When your scene is visible, you’re responsible for managing all interactions with your custom content. Because you render everything yourself using Metal, you can’t rely on view-based events or gesture recognizers for input. Instead, use one of the following techniques:

Add an .onSpatialEvent callback to your layer and map touch events to your content.
Use ARKit hand tracking to manage input yourself.

When the system detects any direct or indirect touch events, it reports them to the .onSpatialEvent callback of the LayerRenderer. Use this callback to handle any interactions with your custom content. The system executes your callback on the main thread each time a new touch occurs or an active touch changes, so keep your callback code brief. The following example shows how to add this callback to your layer:

@main
struct MyApp: App {
    var body: some Scene {
        
        // Create a fully immersive scene.
        ImmersiveSpace(id: "MyContent") {
            CompositorLayer(configuration: MyContentConfiguration()) { layerRenderer in
                // Set up and run the Metal render loop.
                Task(executorPreference: RendererTaskExecutor.shared) {
                    let engine = myEngineCreate(layerRenderer)

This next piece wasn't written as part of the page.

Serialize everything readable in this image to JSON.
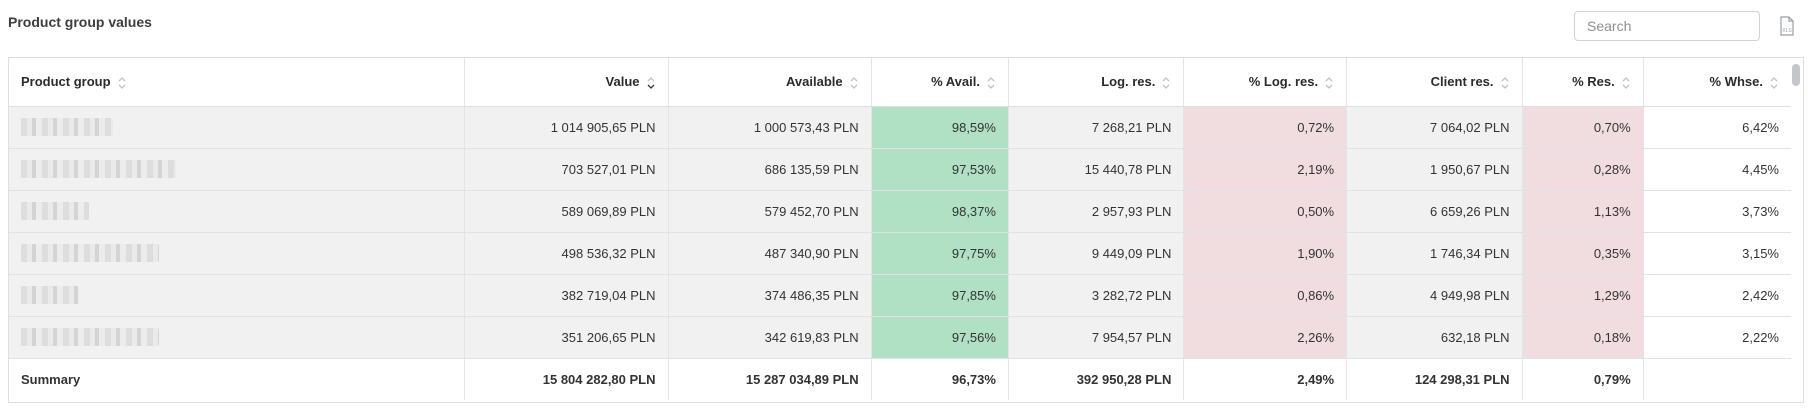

                    // Set up event handler.
                    layerRenderer.onSpatialEvent = { eventCollection in
                        var events = eventCollection.map { mySpatialEvent($0) }
                        myEnginePushSpatialEvents(engine, &events, events.count)
                    }

                    myEngineRenderLoop(engine)
                }
            }
        }
        // Other scenes...
    }
}

For information about ARKit hand tracking, see ARKit.